My hon. Friend referred to tissue samples, and some of his comments also apply to the later case to which he referred. Lord Justice Clarke referred to that issue in his report, but he decided not to delay concluding the report, as it was felt that that matter fitted more properly into considerations of recommendations following the Bristol and Alder Hey inquiries. The Department of Health and the Welsh Assembly are consulting on changes to the law in this area. As hon. Members may know, the issue is also raised in the recent consultation paper from Tom Luce as part of the coroners review. I understand that Tom Luce is keeping in touch with the retained organs commission with regard to the progress of, and thinking behind, the review.

As I said, my hon. Friend has also spoken this evening about Dr. Knapman's handling of the inquest into the death of Susan Annis, which, as he mentioned, my hon. Friend the Member for Crawley (Laura Moffatt) has also raised with me. The Lord Chancellor was advised last year of a complaint about Dr. Knapman's handling of the inquest into the death of Susan Annis. However, that complaint turned on the exercise, by Dr. Knapman of his judicial discretion. As I stated earlier, the Lord Chancellor has no power to intervene about decisions of this nature made by coroners in particular inquests. The appropriate remedy is an application for judicial review or an application under section 13 of the Coroners Act. Section 13 provides for an application to be made to the High Court for an order to hold another inquest when that is necessary or desirable, whether by reason of fraud, rejection of evidence, irregularity of proceedings, insufficiency of inquiry or discovery of new facts, evidence or otherwise. I note that my hon. Friend referred to certain factors that he believes have come to light, which may fall into that category.

I turn now to the review of the coroner system, to which my hon. Friend the Member for Gravesham referred. In summer 2001, the Government appointed Tom Luce to chair a review of the death certification processes in England, Wales and Northern Ireland. The review is sponsored by the Home Office and the Northern Ireland court service, but is independent of Government. Tom Luce and his team published a consultation document on 30 August this year, having spent time with all the key professional bodies whose members work within the death certification and coroner system, as well as with voluntary bodies, support groups and private individuals who have experience of the system. To assist with its work, the review team has set up a reference group; among its members are two representatives from the Marchioness contact group. I know that Tom Luce plans to keep in touch with the group until the review is complete, and it is expected that a final report will be published next spring.

In view of the points made by my hon. Friend this evening, which are extremely important, I undertake to write personally to Tom Luce to draw his attention to those points and the comments that have been made about the coronial system. Therefore, before he begins the next stage of his work, he will be aware of my hon. Friend's concerns and the concerns of others that he has reflected.

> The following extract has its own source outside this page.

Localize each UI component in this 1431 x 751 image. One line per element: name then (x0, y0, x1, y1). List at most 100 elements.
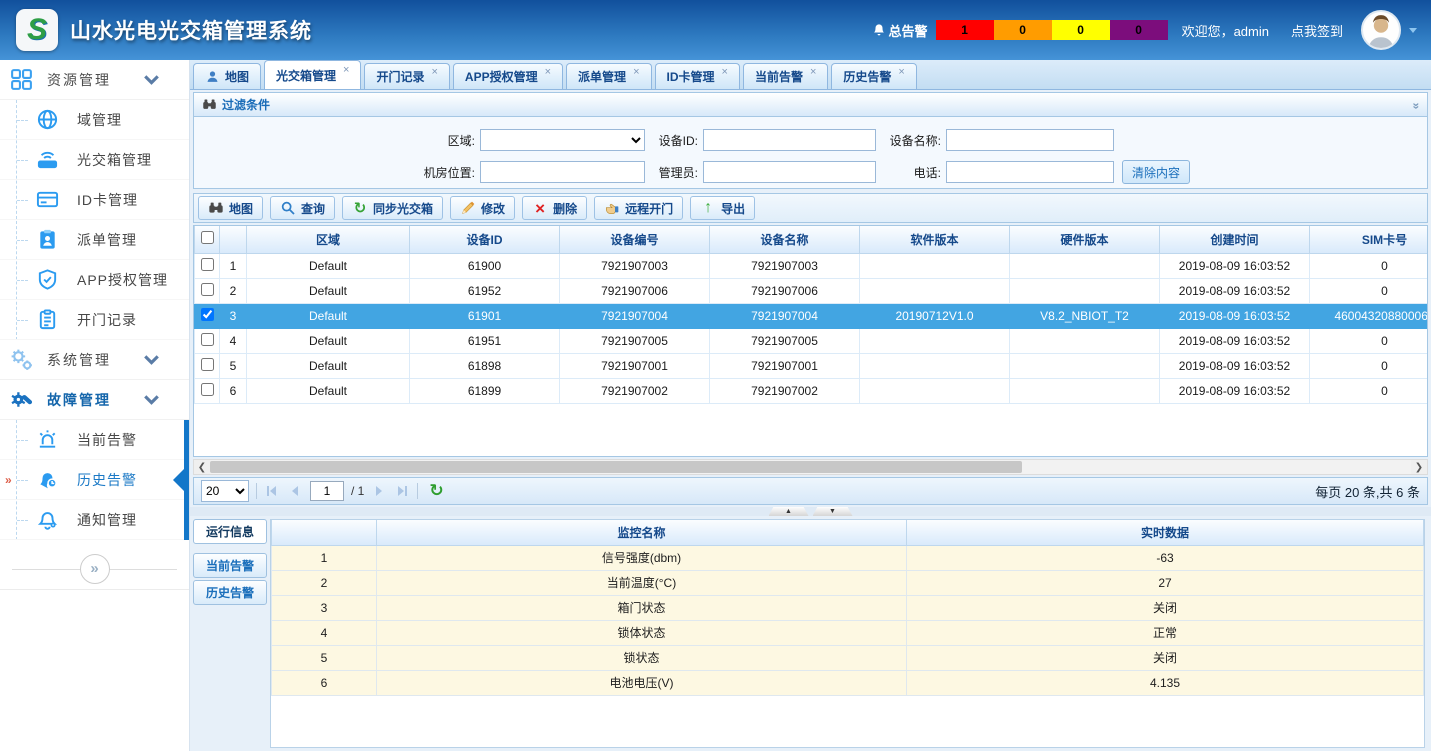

This debate has highlighted very important concerns expressed by families in these most tragic circumstances. I hope that I have been able not only to highlight the powers that the Lord Chancellor has in such circumstances and the action that he has previously taken, but to emphasise the fact that lessons can be learned. We must do that.

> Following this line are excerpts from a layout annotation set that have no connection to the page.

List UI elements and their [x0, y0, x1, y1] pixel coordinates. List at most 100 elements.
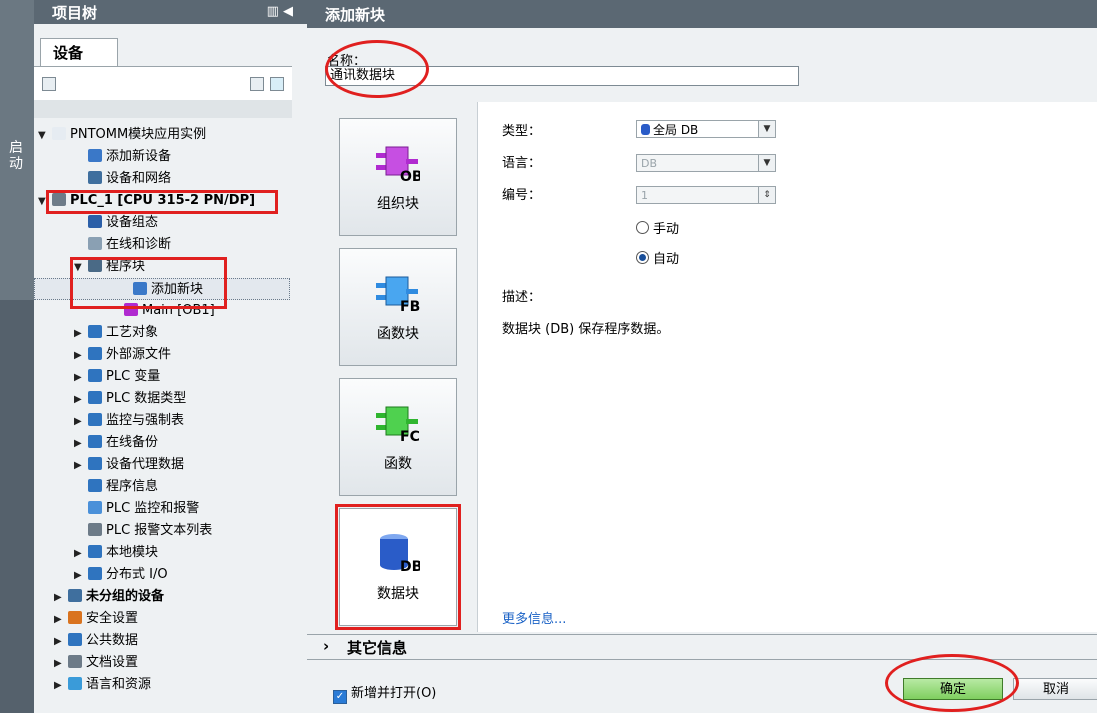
tree-item[interactable]: ▶ 在线备份	[74, 432, 158, 454]
radio-auto[interactable]: 自动	[636, 248, 679, 267]
tree-item[interactable]: ▶ 安全设置	[54, 608, 138, 630]
tree-item[interactable]: ▶ 公共数据	[54, 630, 138, 652]
manual-label: 手动	[653, 222, 680, 237]
add-new-block-dialog: 添加新块 名称： 通讯数据块 OB 组织块 FB 函数块 FC 函数 DB 数据…	[307, 0, 1097, 713]
tree-item[interactable]: ▶ 设备代理数据	[74, 454, 184, 476]
radio-manual[interactable]: 手动	[636, 218, 679, 237]
tree-item-label: 在线和诊断	[106, 237, 172, 252]
tree-item[interactable]: ▶ 监控与强制表	[74, 410, 184, 432]
tree-item-label: PLC 报警文本列表	[106, 523, 213, 538]
expand-right-icon[interactable]: ▶	[54, 609, 68, 631]
tree-item[interactable]: 程序信息	[74, 476, 158, 498]
tree-separator	[34, 100, 292, 118]
expand-right-icon[interactable]: ▶	[74, 565, 88, 587]
detail-view-icon[interactable]	[250, 77, 264, 91]
expand-right-icon[interactable]: ▶	[74, 367, 88, 389]
start-label: 启动	[9, 140, 23, 172]
cancel-button[interactable]: 取消	[1013, 678, 1097, 700]
dialog-button-bar: ✓ 新增并打开(O) 确定 取消	[307, 654, 1097, 713]
type-select[interactable]: 全局 DB ▼	[636, 120, 776, 138]
tree-item[interactable]: ▶ PLC 数据类型	[74, 388, 186, 410]
ungrouped-devices-icon	[68, 589, 82, 602]
language-select-value: DB	[641, 157, 658, 170]
tree-item-label: 文档设置	[86, 655, 139, 670]
tree-item[interactable]: ▶ PLC 变量	[74, 366, 160, 388]
expand-right-icon[interactable]: ▶	[74, 411, 88, 433]
number-stepper[interactable]: 1 ⇕	[636, 186, 776, 204]
expand-right-icon[interactable]: ▶	[74, 389, 88, 411]
fc-block-icon: FC	[376, 406, 420, 443]
project-icon	[52, 127, 66, 140]
tree-item-label: 公共数据	[86, 633, 139, 648]
chevron-down-icon: ▼	[758, 121, 775, 137]
stepper-icon: ⇕	[758, 187, 775, 203]
tree-item[interactable]: 添加新设备	[74, 146, 171, 168]
expand-right-icon[interactable]: ▶	[54, 653, 68, 675]
tree-item-label: 设备和网络	[106, 171, 172, 186]
plc-tags-icon	[88, 369, 102, 382]
collapse-panel-icon[interactable]: ▥ ◀	[267, 4, 293, 19]
tree-item[interactable]: ▶ 本地模块	[74, 542, 158, 564]
backup-icon	[88, 435, 102, 448]
expand-right-icon[interactable]: ▶	[74, 433, 88, 455]
tree-item-label: 添加新设备	[106, 149, 172, 164]
dialog-title-bar: 添加新块	[307, 0, 1097, 28]
db-type-icon	[641, 124, 650, 135]
tree-item[interactable]: ▶ 分布式 I/O	[74, 564, 168, 586]
tree-view-icon[interactable]	[42, 77, 56, 91]
chevron-down-icon: ▼	[758, 155, 775, 171]
description-label: 描述：	[502, 290, 542, 305]
expand-right-icon[interactable]: ▶	[74, 345, 88, 367]
block-type-fb-button[interactable]: FB 函数块	[339, 248, 457, 366]
tree-item[interactable]: ▶ 外部源文件	[74, 344, 171, 366]
project-tree-title: 项目树	[52, 4, 98, 22]
project-tree-header: 项目树 ▥ ◀	[34, 0, 307, 24]
expand-down-icon[interactable]: ▼	[38, 125, 52, 147]
expand-right-icon[interactable]: ▶	[54, 675, 68, 697]
tree-item-label: PLC 监控和报警	[106, 501, 200, 516]
tree-item[interactable]: ▶ 工艺对象	[74, 322, 158, 344]
annotation-program-blocks-box	[70, 257, 227, 309]
block-details-panel: 类型： 全局 DB ▼ 语言： DB ▼ 编号： 1 ⇕ 手动 自动 描述： 数…	[477, 102, 1097, 632]
tree-item[interactable]: PLC 报警文本列表	[74, 520, 212, 542]
tree-item[interactable]: PLC 监控和报警	[74, 498, 199, 520]
tree-item[interactable]: ▼ PNTOMM模块应用实例	[38, 124, 206, 146]
add-device-icon	[88, 149, 102, 162]
portal-start-strip[interactable]: 启动	[0, 0, 34, 713]
tree-item[interactable]: 设备组态	[74, 212, 158, 234]
block-type-list: OB 组织块 FB 函数块 FC 函数 DB 数据块	[317, 102, 475, 642]
tree-item-label: 设备代理数据	[106, 457, 185, 472]
block-type-ob-button[interactable]: OB 组织块	[339, 118, 457, 236]
tree-item[interactable]: 在线和诊断	[74, 234, 171, 256]
tree-item-label: 工艺对象	[106, 325, 159, 340]
tree-item[interactable]: ▶ 未分组的设备	[54, 586, 164, 608]
annotation-ok-ellipse	[885, 654, 1019, 712]
tree-item[interactable]: ▶ 语言和资源	[54, 674, 151, 696]
proxy-data-icon	[88, 457, 102, 470]
common-data-icon	[68, 633, 82, 646]
block-type-fc-button[interactable]: FC 函数	[339, 378, 457, 496]
expand-right-icon[interactable]: ▶	[54, 587, 68, 609]
more-info-link[interactable]: 更多信息...	[502, 608, 566, 627]
expand-right-icon[interactable]: ▶	[74, 323, 88, 345]
language-select[interactable]: DB ▼	[636, 154, 776, 172]
tab-devices[interactable]: 设备	[40, 38, 118, 66]
annotation-plc-box	[46, 190, 278, 214]
tree-item-label: 安全设置	[86, 611, 139, 626]
chevron-right-icon: ›	[323, 637, 330, 655]
tree-item[interactable]: 设备和网络	[74, 168, 171, 190]
add-and-open-checkbox[interactable]: ✓ 新增并打开(O)	[333, 682, 436, 704]
expand-right-icon[interactable]: ▶	[54, 631, 68, 653]
add-to-view-icon[interactable]	[270, 77, 284, 91]
ob-block-icon: OB	[376, 146, 420, 183]
tree-item-label: 在线备份	[106, 435, 159, 450]
expand-right-icon[interactable]: ▶	[74, 543, 88, 565]
alarm-icon	[88, 501, 102, 514]
dialog-title: 添加新块	[325, 6, 386, 24]
block-type-ob-label: 组织块	[377, 196, 419, 212]
fb-block-icon: FB	[376, 276, 420, 313]
expand-right-icon[interactable]: ▶	[74, 455, 88, 477]
tree-item-label: 分布式 I/O	[106, 567, 168, 582]
tree-item-label: PLC 数据类型	[106, 391, 187, 406]
tree-item[interactable]: ▶ 文档设置	[54, 652, 138, 674]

I thank my hon. Friend and the right hon. Member for Kensington and Chelsea for their contributions. My hon. Friend has clearly expressed the concerns of those involved in this tragic case. We all pay tribute to them for continuing to campaign for what they think is right and for changes to be made. We can learn many lessons and I trust that he will accept that my writing to the review will, I hope, enable us to take forward many of the ideas that have been expressed.

Question put and agreed to.

Adjourned accordingly at fifteen minutes to Eleven o'clock.